Aggiornamento dei sistemi informatici
Uno dei principi cardine della MiFID II è quello del rafforzamento del controllo e della sorveglianza di qualsiasi transazione finanziaria che coinvolga un risparmiatore-cliente di tipo retail.
Per far ciò si richiedono una registrazione e archiviazione dettagliata di tutte le attività e operazioni – anche di quelle previste e non effettuate – da conservare per almeno sette anni. Le aziende devono registrare i dati in formato digitale e fornirli su richiesta del regolatore entro 72 ore. Requisiti che risulteranno in una mole di dati, probabilmente da misurare in petabyte (unità di misura che corrisponde a un milione di gigabyte), che potrebbe mettere sotto pressione i sistemi informatici.

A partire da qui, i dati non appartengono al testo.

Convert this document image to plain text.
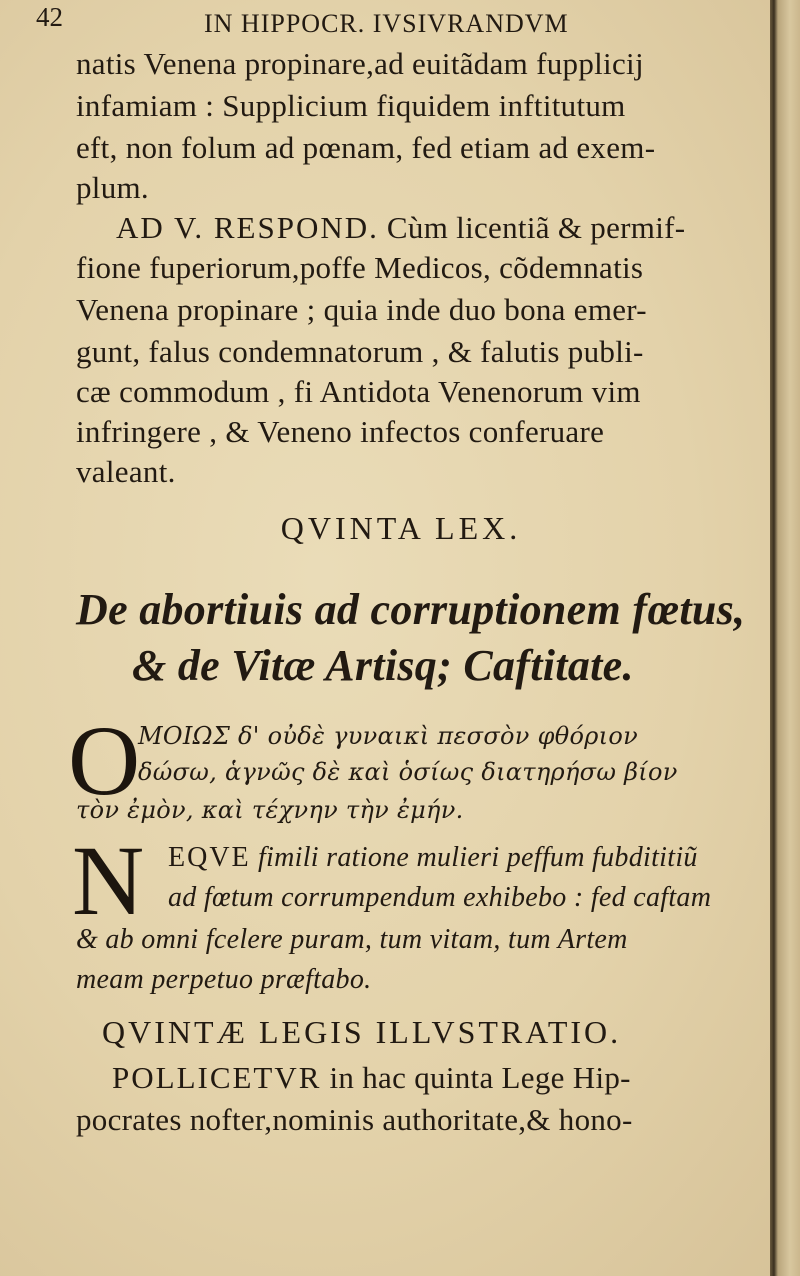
42	IN HIPPOCR. IVSIVRANDVM
natis Venena propinare,ad euitãdam fupplicij
infamiam : Supplicium fiquidem inftitutum
eft, non folum ad pœnam, fed etiam ad exem-
plum.
AD V. RESPOND. Cùm licentiã & permif-
fione fuperiorum,poffe Medicos, cõdemnatis
Venena propinare ; quia inde duo bona emer-
gunt, falus condemnatorum , & falutis publi-
cæ commodum , fi Antidota Venenorum vim
infringere , & Veneno infectos conferuare
valeant.
QVINTA LEX.
De abortiuis ad corruptionem fœtus,
& de Vitæ Artisq; Caftitate.
O
ΜΟΙΩΣ δ' οὐδὲ γυναικὶ πεσσὸν φθόριον
δώσω, ἁγνῶς δὲ καὶ ὁσίως διατηρήσω βίον
τὸν ἐμὸν, καὶ τέχνην τὴν ἐμήν.
N EQVE fimili ratione mulieri peffum fubdititiũ
ad fœtum corrumpendum exhibebo : fed caftam
& ab omni fcelere puram, tum vitam, tum Artem
meam perpetuo præftabo.
QVINTÆ LEGIS ILLVSTRATIO.
POLLICETVR in hac quinta Lege Hip-
pocrates nofter,nominis authoritate,& hono-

Oltre a ciò, la normativa obbliga consulenti, private banker e wealth manager a inviare report dettagliati alle case di gestione sulla tipologia di cliente che sta acquistando i loro fondi. Le imprese dovranno inoltre informare maggiormente gli investitori al dettaglio sui rendimenti del loro portafoglio. Un altro requisito pratico è quello di predisporre registrazioni audio di tutte le conversazioni con i clienti che si riferiscono a transazioni finanziarie svolte per loro conto, e che dovranno essere archiviate per cinque anni.
“Gli impatti sul piano dei costi legati all’aggiornamento delle procedure informatiche saranno significativi e sicuramente entrano nel novero delle principali criticità che la MiFID porta con sé”, ha osservato lo scorso novembre il vicedirettore generale di Unione Fiduciaria, Fabrizio Vedana. Secondo stime del Financial Times, nel solo 2017 l’adeguamento dei sistemi IT da parte delle società finanziarie soggette a MiFID II è costato oltre due miliardi di dollari.

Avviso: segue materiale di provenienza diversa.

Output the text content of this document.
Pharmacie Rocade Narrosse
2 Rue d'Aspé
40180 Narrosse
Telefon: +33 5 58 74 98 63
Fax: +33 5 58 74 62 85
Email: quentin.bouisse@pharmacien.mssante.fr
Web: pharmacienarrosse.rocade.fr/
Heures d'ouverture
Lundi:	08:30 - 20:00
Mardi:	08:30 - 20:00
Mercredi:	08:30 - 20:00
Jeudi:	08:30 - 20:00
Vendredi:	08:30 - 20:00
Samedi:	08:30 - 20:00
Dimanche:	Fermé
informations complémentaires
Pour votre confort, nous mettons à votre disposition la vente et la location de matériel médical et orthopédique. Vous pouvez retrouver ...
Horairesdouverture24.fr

Cosa possiamo aspettarci dal primo giorno?
Nessuno lo sa con certezza, vista l’ampiezza e la profondità delle novità introdotte dalla mastodontica direttiva. Ma è improbabile che la MiFID rappresenti fin da subito un Big Bang finanziario. Basti pensare che a livello comunitario, solo 11 dei 28 stati membri hanno recepito la normativa negli ordinamenti nazionali stando alle rilevazioni della Commissione europea, il braccio esecutivo dell’Ue.
Appena due settimane prima dell’arrivo della MiFID, la stessa Esma ha concesso proroghe come quella che ha esteso di sei mesi il termine per l’adeguamento alla disposizione che obbliga tutte le istituzioni finanziarie che emettono titoli ad avere numeri di riferimento individuali per le operazioni di negoziazione (il cosiddetto LEI, o Legal Entity Identifier volto a limitare gli abusi di mercato e ad aumentare il monitoraggio del trading). Allo stesso tempo, alcuni aspetti dei requisiti richiesti agli intermediari non sono ancora stati del tutto sviluppati tramite linee guida dall’Autority con sede a Parigi.

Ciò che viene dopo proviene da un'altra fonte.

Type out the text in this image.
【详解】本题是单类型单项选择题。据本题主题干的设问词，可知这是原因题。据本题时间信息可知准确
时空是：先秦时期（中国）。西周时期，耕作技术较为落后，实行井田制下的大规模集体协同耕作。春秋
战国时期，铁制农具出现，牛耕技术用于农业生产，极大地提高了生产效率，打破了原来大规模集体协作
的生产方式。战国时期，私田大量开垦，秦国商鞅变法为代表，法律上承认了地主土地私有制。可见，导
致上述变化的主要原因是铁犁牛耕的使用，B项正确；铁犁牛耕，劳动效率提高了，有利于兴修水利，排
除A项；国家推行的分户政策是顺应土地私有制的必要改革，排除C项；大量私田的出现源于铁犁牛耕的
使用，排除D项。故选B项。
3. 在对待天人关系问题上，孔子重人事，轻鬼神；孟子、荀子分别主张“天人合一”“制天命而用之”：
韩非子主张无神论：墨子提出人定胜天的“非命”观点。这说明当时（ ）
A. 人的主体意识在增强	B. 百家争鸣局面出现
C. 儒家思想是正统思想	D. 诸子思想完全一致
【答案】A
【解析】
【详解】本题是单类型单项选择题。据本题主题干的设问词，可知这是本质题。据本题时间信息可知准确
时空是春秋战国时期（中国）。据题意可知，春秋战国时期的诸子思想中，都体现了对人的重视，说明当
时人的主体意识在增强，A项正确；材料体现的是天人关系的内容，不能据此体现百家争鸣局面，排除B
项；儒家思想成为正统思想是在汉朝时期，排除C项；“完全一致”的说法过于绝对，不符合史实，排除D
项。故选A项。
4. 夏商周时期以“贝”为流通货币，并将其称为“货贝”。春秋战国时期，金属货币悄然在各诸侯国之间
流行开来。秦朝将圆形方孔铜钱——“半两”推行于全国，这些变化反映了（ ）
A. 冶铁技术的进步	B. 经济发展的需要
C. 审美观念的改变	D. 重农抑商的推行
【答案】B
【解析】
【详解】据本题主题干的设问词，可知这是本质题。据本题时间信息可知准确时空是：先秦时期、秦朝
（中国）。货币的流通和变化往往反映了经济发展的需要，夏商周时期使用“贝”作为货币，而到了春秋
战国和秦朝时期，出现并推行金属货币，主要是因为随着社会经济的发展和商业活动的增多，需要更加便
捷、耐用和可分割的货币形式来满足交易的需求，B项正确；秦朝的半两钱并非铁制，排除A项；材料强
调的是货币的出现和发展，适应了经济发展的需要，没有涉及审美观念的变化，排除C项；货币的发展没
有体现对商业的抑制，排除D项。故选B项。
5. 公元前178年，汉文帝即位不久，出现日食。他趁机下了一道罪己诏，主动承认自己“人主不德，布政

Del resto le stesse autorità di vigilanza nazionali sono in affanno in alcuni paesi, dal momento che la normativa primaria (la MiFID, appunto) c’è, ma la normativa secondaria – i provvedimenti attuativi – sono tuttora in bozza. E lo scorso ottobre anche la Consob aveva valutato la possibilità di concedere una proroga per consentire il complesso lavoro di adeguamento alle norme che concernono riguardano l’adeguamento della contrattualistica e dei sistemi informatici.
Neanche il regolatore comunitario prevede una partenza senza intoppi, insomma. “Nessuno dovrebbe sottovalutare le dimensioni e la complessità di questo progetto, e quindi il rischio di potenziali inconvenienti nel periodo operativo iniziale”, ha affermato il presidente dell’Esma Steven Maijoor.